The attacks on the Justice Department lawyers who had represented Guantanamo detainees angered me for several distinct reasons. They typified a growing culture of incivility in the politics of national security and law that I have always loathed and have spoken against repeatedly. They sought to delegitimize the legal defense of politically unpopular clients and to impose a kind of ideological litmus test on Justice Department service. They were also, at least in part, about friends and professional acquaintances. And they reminded me painfully of other friends during the Bush administration who had been similarly slimed and for whom the bar had failed to stand up.

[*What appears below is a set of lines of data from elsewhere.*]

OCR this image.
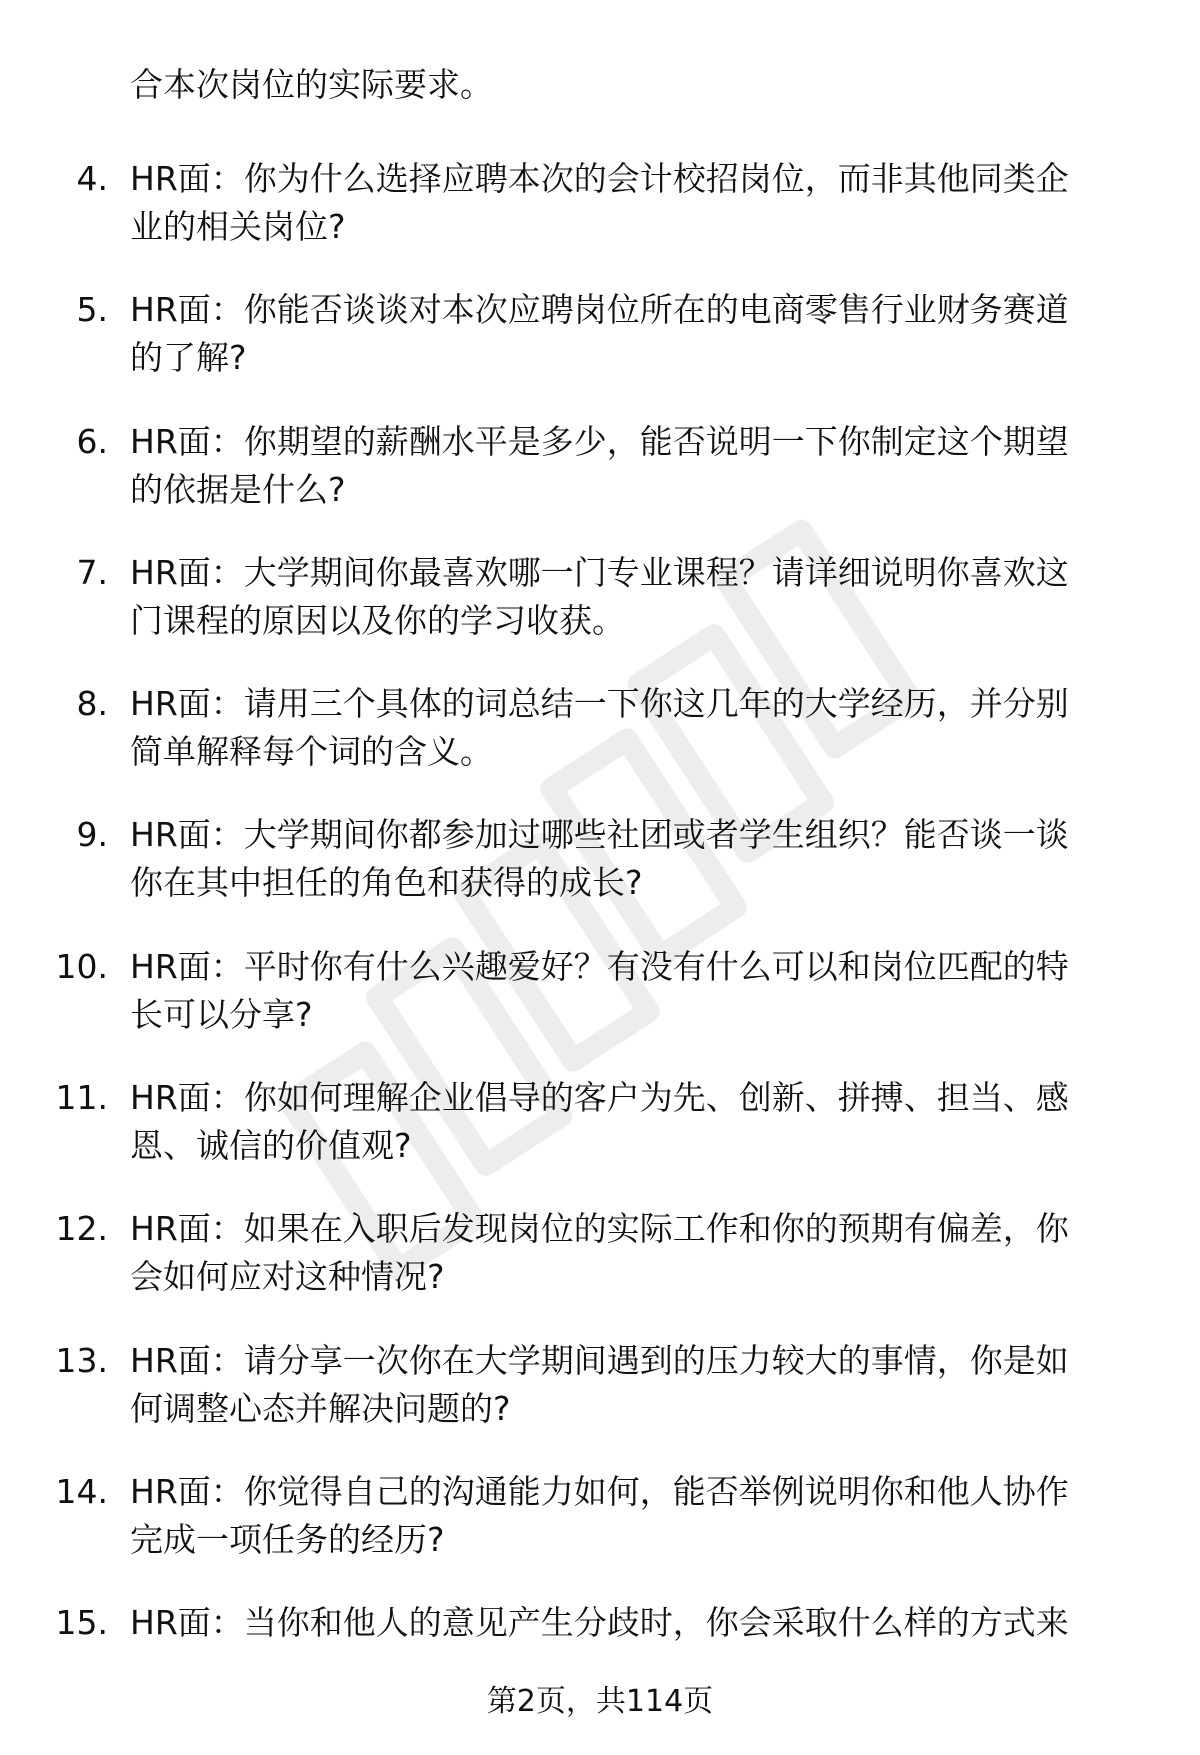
合本次岗位的实际要求。
4. HR面：你为什么选择应聘本次的会计校招岗位，而非其他同类企
业的相关岗位?
5. HR面：你能否谈谈对本次应聘岗位所在的电商零售行业财务赛道
的了解?
6. HR面：你期望的薪酬水平是多少，能否说明一下你制定这个期望
的依据是什么?
7. HR面：大学期间你最喜欢哪一门专业课程？请详细说明你喜欢这
门课程的原因以及你的学习收获。
8. HR面：请用三个具体的词总结一下你这几年的大学经历，并分别
简单解释每个词的含义。
9. HR面：大学期间你都参加过哪些社团或者学生组织？能否谈一谈
你在其中担任的角色和获得的成长?
10. HR面：平时你有什么兴趣爱好？有没有什么可以和岗位匹配的特
长可以分享?
11. HR面：你如何理解企业倡导的客户为先、创新、拼搏、担当、感
恩、诚信的价值观?
12. HR面：如果在入职后发现岗位的实际工作和你的预期有偏差，你
会如何应对这种情况?
13. HR面：请分享一次你在大学期间遇到的压力较大的事情，你是如
何调整心态并解决问题的?
14. HR面：你觉得自己的沟通能力如何，能否举例说明你和他人协作
完成一项任务的经历?
15. HR面：当你和他人的意见产生分歧时，你会采取什么样的方式来
第2页，共114页
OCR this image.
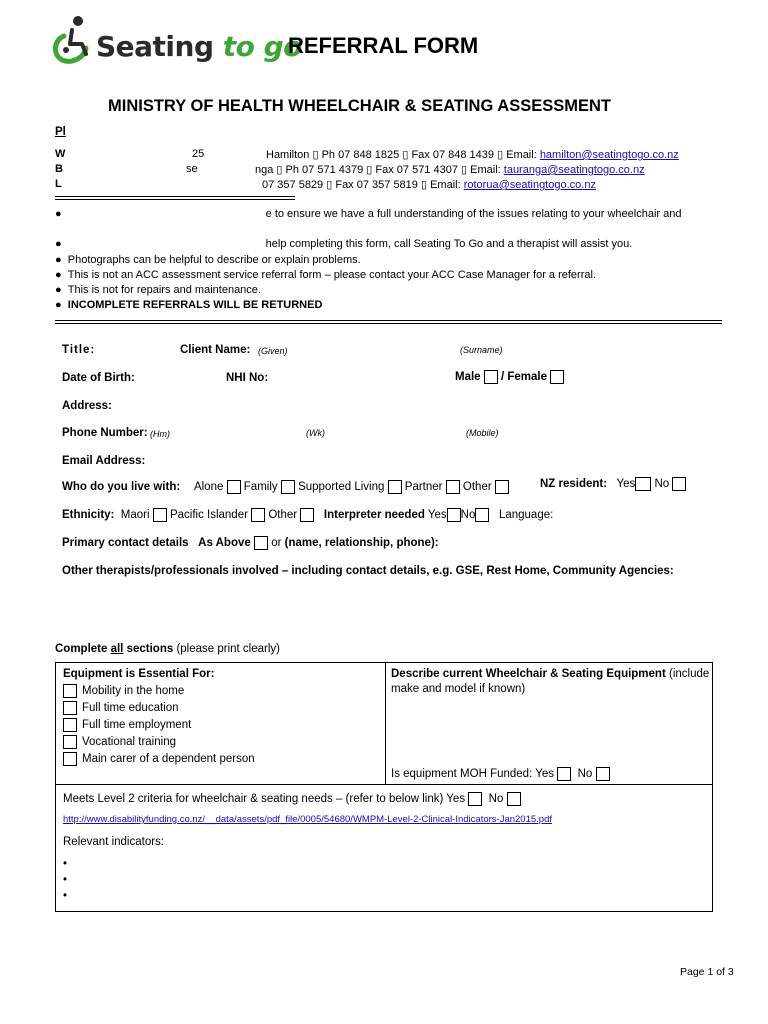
Seating to go
REFERRAL FORM
MINISTRY OF HEALTH WHEELCHAIR & SEATING ASSESSMENT
Pl
W	25	Hamilton ▯ Ph 07 848 1825 ▯ Fax 07 848 1439 ▯ Email: hamilton@seatingtogo.co.nz
B	se	nga ▯ Ph 07 571 4379 ▯ Fax 07 571 4307 ▯ Email: tauranga@seatingtogo.co.nz
L	07 357 5829 ▯ Fax 07 357 5819 ▯ Email: rotorua@seatingtogo.co.nz
●	e to ensure we have a full understanding of the issues relating to your wheelchair and
●	help completing this form, call Seating To Go and a therapist will assist you.
●  Photographs can be helpful to describe or explain problems.
●  This is not an ACC assessment service referral form – please contact your ACC Case Manager for a referral.
●  This is not for repairs and maintenance.
●  INCOMPLETE REFERRALS WILL BE RETURNED
Title:	Client Name: (Given)	(Surname)
Date of Birth:	NHI No:	Male / Female
Address:
Phone Number: (Hm)	(Wk)	(Mobile)
Email Address:
Who do you live with: Alone Family Supported Living Partner Other	NZ resident: Yes No
Ethnicity: Maori Pacific Islander Other Interpreter needed Yes No Language:
Primary contact details As Above or (name, relationship, phone):
Other therapists/professionals involved – including contact details, e.g. GSE, Rest Home, Community Agencies:
Complete all sections (please print clearly)
Equipment is Essential For:
Mobility in the home
Full time education
Full time employment
Vocational training
Main carer of a dependent person
Describe current Wheelchair & Seating Equipment (include
make and model if known)
Is equipment MOH Funded: Yes No
Meets Level 2 criteria for wheelchair & seating needs – (refer to below link) Yes No
http://www.disabilityfunding.co.nz/__data/assets/pdf_file/0005/54680/WMPM-Level-2-Clinical-Indicators-Jan2015.pdf
Relevant indicators:
•
•
•
Page 1 of 3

The criticism had been simmering for some time in newspaper columns and editorials, but it exploded in the public arena with the now-infamous web ad by a group called Keep America Safe. The video, ostensibly about the Justice Department's unwillingness to release the names of all of the lawyers who had worked on Gitmo, brands the unknown ones as the "Al Qaeda 7" and wonders "Why the secrecy" behind them? "Whose values do they share?" The two lawyers whose identities were already public-Principal Deputy Solicitor General Neal Katyal and an official in the department's National Security Division named Jennifer Daskal-saw individual articles blasting them. Citing their service, The New York Post asked in a January editorial, "Whose side is the Justice Department on: America's-or the terrorists'?" When the latest video appeared, I typed out a simple statement and began circulating it among colleagues for signatures.
I am a peculiar choice to organize what The New York Times later called "a Who's Who of former Republican administration officials and conservative legal figures"-not being a former GOP official, a conservative, or even a lawyer. I occupy a strange place in the current debate over law and terror, sympathetic to important arguments made by both right and left. I have fiercely criticized both the Bush administration's counterterrorism policies and the Obama administration's-and fiercely defended both as well.
Yet as the attacks mounted, I wondered whether centrist and conservative lawyers, some of whom had suffered similar attacks themselves, would take a strong stand in defense of the Obama Justice Department lawyers. The answer, it turns out, was as encouraging as the attacks themselves were dispiriting. These lawyers responded with an outpouring of enthusiasm, resulting in a powerful rebuke to the political operatives who had launched the attacks.
Neal Katyal came under fire for having represented Salim Hamdan, Osama Bin Laden's driver, in a challenge to the Bush administration's original system of trying detainees in military commissions-a challenge that ultimately resulted in a landmark Supreme Court decision striking down the system in the absence of congressional authorization. "It's just insane," The New York Post huffed, "that a lawyer who defended Osama bin Laden's driver and bodyguard-and who sought constitutional rights for terrorists-could be one of the Obama administration's top legal officials."
Katyal, who is a good friend whom I first met back when he was still in law school, is a perfectly absurd target for conservative slings and arrows. Far from a conventional liberal, he has been one of the few truly distinctive voices in what has become a sterile and ideologically predictable debate over counterterrorism in the years since September 11. (Disclosure: Katyal also once collaborated with me on a project on the statutory law of counterterrorism jointly undertaken by the Georgetown University Law Center, where he then taught, the Brookings Institution, and the Hoover Institution.)
Katyal's principal interest was not in defending Hamdan but in establishing the principle that the executive branch could not set up military commissions without going to Congress. In the course of the Hamdan case, however, he and his co-counsel had a duty to minimize their client's role in Al Qaeda-though Katyal himself focused almost exclusively on the legal challenge, not on the factual defense. One might have wished on Katyal's behalf that his client had been as pure as the driven snow-Hamdan was accused not merely of being a driver but of ferrying missiles as well-but angels don't tend to end up in front of military commissions, and the test case for the system was destined to have some ugly facts that counsel would have to downplay or contest. To have done otherwise would have been unethical.